US Law Enforcement Seizes BG Wealth Sharing Website After $150M+ Crypto Ponzi Collapse

US law enforcement seized the BG Wealth Sharing website this week as part of a joint operation involving the Scam Center Strike Force and Operation Level Up. The scheme, which promised daily returns of 1.3% to 2.6% alongside referral bonuses and rank-based rewards, is now linked to losses likely exceeding $150 million, according to blockchain investigator ZachXBT.

How the scheme worked

BG Wealth Sharing recruited users through heavy social media promotion, targeting inexperienced retail investors with a classic Ponzi structure. The Washington State Department of Financial Institutions issued an alert on Monday stating the platform was likely operating a scam. The UK Financial Conduct Authority and the Central Bank of Samoa had previously warned about the scheme; Samoa called it an outright investment scam back in April 2025. Shortly before the collapse, a man calling himself Stephen Beard sent a video message to investors saying their accounts would be taxed 12% as part of a pending IPO for DSJ Exchange — a move that appears to have been the final signal before the rug pull.

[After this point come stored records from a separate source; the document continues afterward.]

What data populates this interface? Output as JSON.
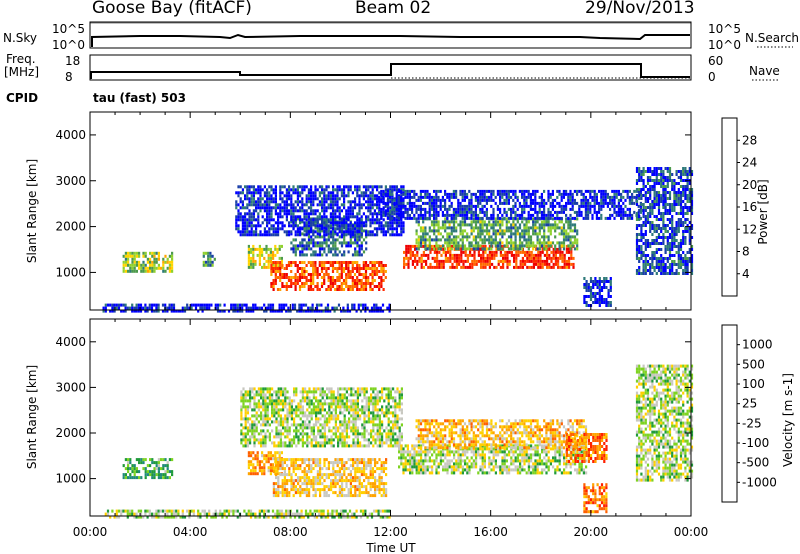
{
  "header": {
    "station": "Goose Bay (fitACF)",
    "beam": "Beam 02",
    "date": "29/Nov/2013"
  },
  "top_panels": {
    "nsky_label": "N.Sky",
    "nsky_ticks": [
      "10^5",
      "10^0"
    ],
    "nsearch_label": "N.Search",
    "nsearch_ticks": [
      "10^5",
      "10^0"
    ],
    "freq_label_line1": "Freq.",
    "freq_label_line2": "[MHz]",
    "freq_ticks": [
      "18",
      "8"
    ],
    "nave_label": "Nave",
    "nave_ticks": [
      "60",
      "0"
    ],
    "cpid_label": "CPID",
    "cpid_value": "tau (fast) 503"
  },
  "chart_data": [
    {
      "type": "heatmap",
      "name": "power-panel",
      "ylabel": "Slant Range [km]",
      "yticks": [
        1000,
        2000,
        3000,
        4000
      ],
      "ylim": [
        180,
        4500
      ],
      "xlim_hours": [
        0,
        24
      ],
      "colorbar_label": "Power [dB]",
      "colorbar_ticks": [
        "28",
        "24",
        "20",
        "16",
        "12",
        "8",
        "4"
      ],
      "colors": [
        "#0000ff",
        "#1a3fa8",
        "#2f7a7a",
        "#4c9a4c",
        "#8fd12e",
        "#ffd400",
        "#ffa600",
        "#ff6a00",
        "#ff2a00",
        "#ee0000"
      ],
      "regions": [
        {
          "t0": 1.3,
          "t1": 3.3,
          "r0": 1000,
          "r1": 1450,
          "level": 0.45
        },
        {
          "t0": 4.5,
          "t1": 5.0,
          "r0": 1150,
          "r1": 1450,
          "level": 0.3
        },
        {
          "t0": 6.3,
          "t1": 7.7,
          "r0": 1100,
          "r1": 1600,
          "level": 0.5
        },
        {
          "t0": 7.2,
          "t1": 11.8,
          "r0": 600,
          "r1": 1250,
          "level": 0.8
        },
        {
          "t0": 8.0,
          "t1": 11.0,
          "r0": 1400,
          "r1": 2200,
          "level": 0.2
        },
        {
          "t0": 5.8,
          "t1": 12.5,
          "r0": 1800,
          "r1": 2900,
          "level": 0.08
        },
        {
          "t0": 12.5,
          "t1": 19.3,
          "r0": 1100,
          "r1": 1600,
          "level": 0.85
        },
        {
          "t0": 13.0,
          "t1": 19.5,
          "r0": 1500,
          "r1": 2200,
          "level": 0.35
        },
        {
          "t0": 11.5,
          "t1": 22.0,
          "r0": 2200,
          "r1": 2800,
          "level": 0.08
        },
        {
          "t0": 19.7,
          "t1": 20.8,
          "r0": 300,
          "r1": 900,
          "level": 0.1
        },
        {
          "t0": 21.8,
          "t1": 24.0,
          "r0": 1000,
          "r1": 3300,
          "level": 0.15
        },
        {
          "t0": 0.5,
          "t1": 12.0,
          "r0": 180,
          "r1": 320,
          "level": 0.06
        }
      ]
    },
    {
      "type": "heatmap",
      "name": "velocity-panel",
      "ylabel": "Slant Range [km]",
      "yticks": [
        1000,
        2000,
        3000,
        4000
      ],
      "ylim": [
        180,
        4500
      ],
      "xlim_hours": [
        0,
        24
      ],
      "xticks": [
        "00:00",
        "04:00",
        "08:00",
        "12:00",
        "16:00",
        "20:00",
        "00:00"
      ],
      "xlabel": "Time UT",
      "colorbar_label": "Velocity [m s-1]",
      "colorbar_ticks": [
        "1000",
        "500",
        "100",
        "25",
        "-25",
        "-100",
        "-500",
        "-1000"
      ],
      "colors": [
        "#1f3fbf",
        "#1f8a7a",
        "#1f9a3a",
        "#7ed321",
        "#c8c8c0",
        "#ffd000",
        "#ffa300",
        "#ff6000",
        "#ff2000"
      ],
      "regions": [
        {
          "t0": 1.3,
          "t1": 3.3,
          "r0": 1000,
          "r1": 1450,
          "level": 0.3
        },
        {
          "t0": 6.3,
          "t1": 7.7,
          "r0": 1100,
          "r1": 1600,
          "level": 0.7
        },
        {
          "t0": 7.3,
          "t1": 11.8,
          "r0": 650,
          "r1": 1450,
          "level": 0.62
        },
        {
          "t0": 6.0,
          "t1": 12.5,
          "r0": 1700,
          "r1": 3000,
          "level": 0.45
        },
        {
          "t0": 12.3,
          "t1": 19.8,
          "r0": 1100,
          "r1": 1750,
          "level": 0.45
        },
        {
          "t0": 13.0,
          "t1": 19.8,
          "r0": 1700,
          "r1": 2300,
          "level": 0.65
        },
        {
          "t0": 19.0,
          "t1": 20.6,
          "r0": 1400,
          "r1": 2000,
          "level": 0.8
        },
        {
          "t0": 19.7,
          "t1": 20.6,
          "r0": 300,
          "r1": 900,
          "level": 0.8
        },
        {
          "t0": 21.8,
          "t1": 24.0,
          "r0": 1000,
          "r1": 3500,
          "level": 0.45
        },
        {
          "t0": 0.5,
          "t1": 12.0,
          "r0": 180,
          "r1": 320,
          "level": 0.45
        }
      ]
    }
  ]
}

Laundering and frozen funds

Between April 27 and May 3, 2026, illicit actors moved over $92 million in crypto across multiple chains to obscure the trail. Authorities — including Tether, Binance, OKX, and US law enforcement — helped freeze more than $41 million of those funds. The seizure of the website is part of a broader effort to disrupt crypto fraud networks in Southeast Asia, where the Scam Center Strike Force has previously taken action.

Warnings that went unheeded

The FBI reported that Americans lost $21 billion to cyber-enabled crime in a single year, with crypto investment scams making up a significant portion. Thousands of victim exchange withdrawals were identified in the investigation, and many victims remained in denial even after the collapse. The seizure this week removes the primary front-end of the scam, but the question of how much more can be recovered — and whether the operators face criminal charges — remains unanswered.